Si les Habitants étaient capables de serrer les mâchoires, pensa Fassin, l’Administrateur devait être en train de parler entre ses dents.

— Euh, excusez-moi.

— Oui, Voyant Taak ?

— Avez-vous des nouvelles du reste du système ?

— Comme je viens de le dire, les divers anneaux et lunes sont en train de modifier leur orbite pour compenser le…

— Je crois qu’il parle du système solaire, et non pas de Nasqueron, dit le colonel Hatherence.

Les deux Habitants se tournèrent vers l’officier. Ils étaient pourvus de bandeaux sensibles tout autour de leurs roues, ainsi que d’une paire d’yeux accrochés aux extrémités du moyeu. Ils n’avaient pas forcément le regard le plus sévère de la galaxie, mais quand ils s’en donnaient la peine, ils se débrouillaient plutôt bien. La planète d’origine d’un Habitant était tout pour lui. La plupart des géantes gazeuses possédaient plus de lunes que la majorité des systèmes solaires n’avaient de planètes ; elles irradiaient plus de lumière qu’elles n’en recevaient de l’étoile autour de laquelle elles orbitaient. Ainsi, leur système de transfert de chaleur, leur météo et leur écologie étaient largement les fruits de processus internes, non dépendants de la lumière du soleil. Leur population devait prêter beaucoup d’attention aux cieux, mais leur mode de pensée n’en était pas moins centré sur leur géante gazeuse. De fait, l’étoile de son système et les planètes qui composaient ce dernier n’intéressaient que très peu l’Habitant lambda.

— Ce n’est pas exactement ce que j’ai voulu dire, dit rapidement Fassin. La lune ’glantine, par exemple, a-t-elle été touchée ?

— Pas à ma connaissance, répondit l’Administrateur en toisant une nouvelle fois Hatherence.
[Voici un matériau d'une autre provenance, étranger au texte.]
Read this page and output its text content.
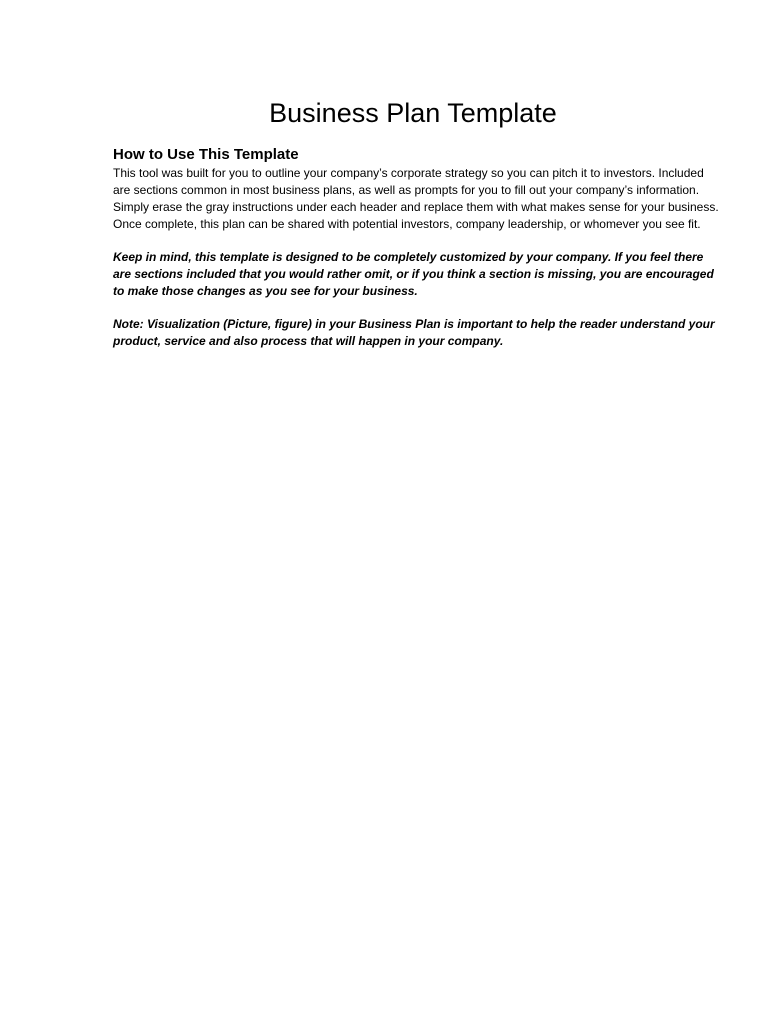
Business Plan Template
How to Use This Template

This tool was built for you to outline your company’s corporate strategy so you can pitch it to investors. Included are sections common in most business plans, as well as prompts for you to fill out your company’s information. Simply erase the gray instructions under each header and replace them with what makes sense for your business.

Once complete, this plan can be shared with potential investors, company leadership, or whomever you see fit.

Keep in mind, this template is designed to be completely customized by your company. If you feel there are sections included that you would rather omit, or if you think a section is missing, you are encouraged to make those changes as you see for your business.

Note: Visualization (Picture, figure) in your Business Plan is important to help the reader understand your product, service and also process that will happen in your company.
— Et les navires militaires qui étaient en orbite autour de Troisième Furie ? demanda le colonel.

(— Chut ! envoya Fassin à l’officier.

— Non ! répondit l’Oerileithe.)

— Quels navires ? fit l’Administrateur, qui parut perplexe.

— Vous avez des nouvelles de Sepekte ? demanda Fassin pour détourner son attention.

— Aucune. Dites-moi, reprit l’Administrateur en fixant le jeune homme, était-ce pour me poser ces questions que vous souhaitiez me voir ? Pour vous enquérir de l’état de lunes et de planètes lointaines ?

— Non, pas du tout. Je souhaitais vous parler, car j’ai peur qu’une menace pèse sur Nasqueron.

— Ah bon ? laissa échapper Y’sul.

Même Hatherence s’était tournée vers lui.

— Une guerre est sur le point d’éclater parmi les Rapides, dit Fassin à l’Administrateur. Ulubis sera directement menacée, et il n’est pas impossible que certaines des factions concernées tentent d’impliquer Nasqueron et ses Habitants dans ce conflit.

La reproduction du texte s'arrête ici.